Lo curioso de esta historia es que, en el otro poblado, pasando el puente que los une, habitan personas que también han escogido participar en una relación; cumpliendo con ello la paradoja del cazador cazado. Ambos grupos de habitantes, miedosos ante el riesgo de la soledad y ávidos de emociones, se integran el uno en el otro, y viven su relación con pasión destructiva. El drama les sirve a unos y otros para fingir que están amando. Con improntas de soledad, inseguridad y necesidad, dejan claro que, así como es el defecto del mismo tamaño es el complejo. Sin duda, los amores tranquilos están reservados para otra gente.  

Así pues, que la fórmula aplica también a las víctimas de los pequeños liliputienses, si se me permite la acepción. Y a estas se les puede localizar en la comunidad vecina, llamémosla para el efecto Histerópolis; una comunidad curiosa, y en el fondo vacía y triste. Sus habitantes, como en un teatro, no hacen más que representar papeles.  

Dentro de esta población hay una civilización de potenciales esclavos; todos a su modo engrandecidos por la ilusión, el amor fantástico, la culpa, u otros motivos; y en la frustración por expectativas caprichosas parece difícil encontrar a una persona que le guste su vida. Ocupados en extremo por no fallecer, desfallecen. La trampa está en que necesitan el reconocimiento, y lo aceptan de donde venga con tal de ser divisados.  

En semejante juego de roles, son muchas las representaciones. En Histerópolis es posible encontrar a personajes prácticos, abigarrados, responsables, bondadosos, provocadores, pacifistas, creativos, filosóficos, soñadores, buscadores, dirigentes, redentores, merodeadores, seguidores. Todos con alguna cuota de mentira, orgullo infantil, miedo, intemperancia, pereza, envidia, avaricia, lujuria o ira.
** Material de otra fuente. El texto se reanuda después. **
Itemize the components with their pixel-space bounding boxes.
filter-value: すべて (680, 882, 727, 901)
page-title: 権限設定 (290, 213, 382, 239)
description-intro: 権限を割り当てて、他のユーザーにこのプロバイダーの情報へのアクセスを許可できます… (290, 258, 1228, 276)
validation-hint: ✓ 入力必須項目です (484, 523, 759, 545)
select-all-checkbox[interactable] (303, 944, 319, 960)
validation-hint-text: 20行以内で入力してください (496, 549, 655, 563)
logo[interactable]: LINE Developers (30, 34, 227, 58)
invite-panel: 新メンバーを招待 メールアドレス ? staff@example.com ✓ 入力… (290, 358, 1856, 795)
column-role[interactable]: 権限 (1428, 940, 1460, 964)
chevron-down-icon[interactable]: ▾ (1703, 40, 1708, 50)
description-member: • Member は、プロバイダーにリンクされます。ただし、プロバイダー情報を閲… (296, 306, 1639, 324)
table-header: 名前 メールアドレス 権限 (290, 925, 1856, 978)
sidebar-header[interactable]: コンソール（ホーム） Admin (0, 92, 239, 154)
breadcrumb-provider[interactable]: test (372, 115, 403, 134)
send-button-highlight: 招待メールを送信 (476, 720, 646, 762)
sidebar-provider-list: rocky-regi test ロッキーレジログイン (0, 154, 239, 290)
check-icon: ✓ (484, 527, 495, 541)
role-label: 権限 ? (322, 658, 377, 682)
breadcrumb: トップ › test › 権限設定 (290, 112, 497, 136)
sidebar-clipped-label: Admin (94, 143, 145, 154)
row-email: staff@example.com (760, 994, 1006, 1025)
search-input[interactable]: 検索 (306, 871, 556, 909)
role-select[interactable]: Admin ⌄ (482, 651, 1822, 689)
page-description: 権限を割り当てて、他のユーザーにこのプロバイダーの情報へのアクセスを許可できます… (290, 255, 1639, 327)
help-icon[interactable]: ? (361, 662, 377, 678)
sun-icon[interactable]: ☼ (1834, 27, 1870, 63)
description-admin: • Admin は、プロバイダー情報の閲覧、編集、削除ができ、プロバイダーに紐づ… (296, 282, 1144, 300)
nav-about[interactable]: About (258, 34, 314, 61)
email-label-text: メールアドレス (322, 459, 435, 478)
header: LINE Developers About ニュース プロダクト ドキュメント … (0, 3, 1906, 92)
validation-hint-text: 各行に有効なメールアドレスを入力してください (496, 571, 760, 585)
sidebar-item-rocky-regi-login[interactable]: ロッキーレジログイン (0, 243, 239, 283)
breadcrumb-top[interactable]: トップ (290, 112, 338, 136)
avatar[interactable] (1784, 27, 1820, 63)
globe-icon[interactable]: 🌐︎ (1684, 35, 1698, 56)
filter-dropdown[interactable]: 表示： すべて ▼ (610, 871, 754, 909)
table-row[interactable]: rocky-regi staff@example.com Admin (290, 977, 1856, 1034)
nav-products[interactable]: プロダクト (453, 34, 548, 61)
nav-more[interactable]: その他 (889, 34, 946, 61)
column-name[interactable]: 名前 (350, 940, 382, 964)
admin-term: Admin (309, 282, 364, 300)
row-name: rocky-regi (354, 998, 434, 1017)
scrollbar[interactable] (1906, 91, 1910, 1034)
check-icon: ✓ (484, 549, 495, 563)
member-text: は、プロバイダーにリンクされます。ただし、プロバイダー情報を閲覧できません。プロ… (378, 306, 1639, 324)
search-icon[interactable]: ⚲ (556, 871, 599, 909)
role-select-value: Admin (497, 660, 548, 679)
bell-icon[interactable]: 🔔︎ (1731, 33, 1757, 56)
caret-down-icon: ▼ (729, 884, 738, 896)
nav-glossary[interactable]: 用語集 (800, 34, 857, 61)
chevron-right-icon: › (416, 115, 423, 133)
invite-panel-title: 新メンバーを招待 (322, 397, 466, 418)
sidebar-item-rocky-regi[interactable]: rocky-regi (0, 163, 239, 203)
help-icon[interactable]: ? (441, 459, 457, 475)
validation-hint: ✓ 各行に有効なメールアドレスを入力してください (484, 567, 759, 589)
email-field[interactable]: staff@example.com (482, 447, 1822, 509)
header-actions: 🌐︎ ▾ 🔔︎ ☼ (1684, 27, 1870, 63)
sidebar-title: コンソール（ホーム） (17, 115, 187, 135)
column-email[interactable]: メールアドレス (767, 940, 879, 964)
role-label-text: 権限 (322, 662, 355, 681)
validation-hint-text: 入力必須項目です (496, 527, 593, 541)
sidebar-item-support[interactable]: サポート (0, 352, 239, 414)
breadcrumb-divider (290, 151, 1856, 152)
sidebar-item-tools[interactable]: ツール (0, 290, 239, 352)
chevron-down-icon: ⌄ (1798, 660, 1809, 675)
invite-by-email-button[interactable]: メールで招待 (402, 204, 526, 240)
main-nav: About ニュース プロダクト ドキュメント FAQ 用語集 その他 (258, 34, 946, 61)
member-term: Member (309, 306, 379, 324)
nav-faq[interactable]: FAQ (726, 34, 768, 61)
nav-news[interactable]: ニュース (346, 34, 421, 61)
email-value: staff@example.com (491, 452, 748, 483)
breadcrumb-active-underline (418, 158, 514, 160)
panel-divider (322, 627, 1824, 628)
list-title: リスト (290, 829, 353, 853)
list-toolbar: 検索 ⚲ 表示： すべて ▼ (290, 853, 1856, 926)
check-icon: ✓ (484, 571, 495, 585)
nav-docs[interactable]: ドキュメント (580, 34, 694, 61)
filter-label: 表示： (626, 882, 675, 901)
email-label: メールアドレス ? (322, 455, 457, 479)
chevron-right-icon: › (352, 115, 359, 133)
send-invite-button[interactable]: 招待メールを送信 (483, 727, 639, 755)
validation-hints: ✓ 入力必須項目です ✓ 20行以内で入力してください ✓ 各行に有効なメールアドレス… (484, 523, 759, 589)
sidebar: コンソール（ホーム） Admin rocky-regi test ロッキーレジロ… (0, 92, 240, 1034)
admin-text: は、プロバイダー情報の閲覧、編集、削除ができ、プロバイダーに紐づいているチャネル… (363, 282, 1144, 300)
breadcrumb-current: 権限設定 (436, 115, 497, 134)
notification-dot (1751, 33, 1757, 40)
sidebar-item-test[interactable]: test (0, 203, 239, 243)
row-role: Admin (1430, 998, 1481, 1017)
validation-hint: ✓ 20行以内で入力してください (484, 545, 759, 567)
Lo importante para el caso es que haya disposición para representar un papel.

Eufóricos como necesitan ser para actuar como poseídos, representan a cada momento y con pasión lo que consideran en un preciso momento el papel de su vida, sin distinguir el límite entre el éxtasis y el frenesí; y sin atenerse a la continuidad y la perseverancia. Si pudiera utilizar un lenguaje etológico, diría que son camaleónicos.  

Como son exacerbados, se atreven a ser exóticos y estrambóticos, hasta eróticos. No saben ser sencillos y fácilmente se dan con la cabeza en las paredes, sin alcanzar a entender que las puertas de algo sirven y que tienen función. Actúan todo el tiempo para gustar, pero no reparan en por qué; y no se salen del parlamento circunstancial que interpretan; y hasta los que se plantean como rebeldes, a su modo cumplen con una función calculada. Es como si fueran los papeles de una especie; e incluso hay familias que tienen una marca distintiva, y todas son infelices a su manera.

Las escenas son de costumbrismo y dramatismo exagerado, con abundante ternura cursi, pero no amable, y mucha añoranza rosa; pero con eso y todo, los pobladores fácilmente se sienten heridos. Despistados, con historias alicortas y de poco mérito, no avanzan ni retroceden, siempre con intentonas por más de lo mismo, y sin justo calado emocional.  Sus tramas siempre se hacen largas en lo insulso y cortas en lo importante.

Los habitantes de ambos poblados encajan muy bien, se complementan en sus defectos, se emparejan, pagan el precio; y por negar la realidad se atreven a la torpeza. Ante el avasallamiento de las consecuencias, se consuelan pensando que si no hay bueno hay que agarrar lo malo, porque peor es nada; y así van tolerando el sufrimiento, asegurando que no hay mal que por bien no venga, ni bien que su mal no traiga.  

En una especie de kermés permanente, los aficionados al drama se extienden al melodrama hasta llegar a la tragedia; y todo resulta ser al final una comedia de absurdos, o quizás una farsa. Si solo se dieran cuenta de lo que sufren, por conciencia lo harían menos porque les daría risa. No en balde dicen que la mejor cura es aprender a reírse de uno mismo.

Las comunas de esta historia se conocen bien, están conectadas por un puente. A las dos les serviría superar la barrera de la costumbre, pero nadie parece querer porque sería atreverse a ser invisibles y funcionar en el anonimato, y todos quieren ser noticia vigente.  

Los pobladores no reparan en la realidad y no reparan su realidad. Al parecer una sombra extraña les hace tener miedo a la libertad y evaden la vida, y en consecuencia a la felicidad.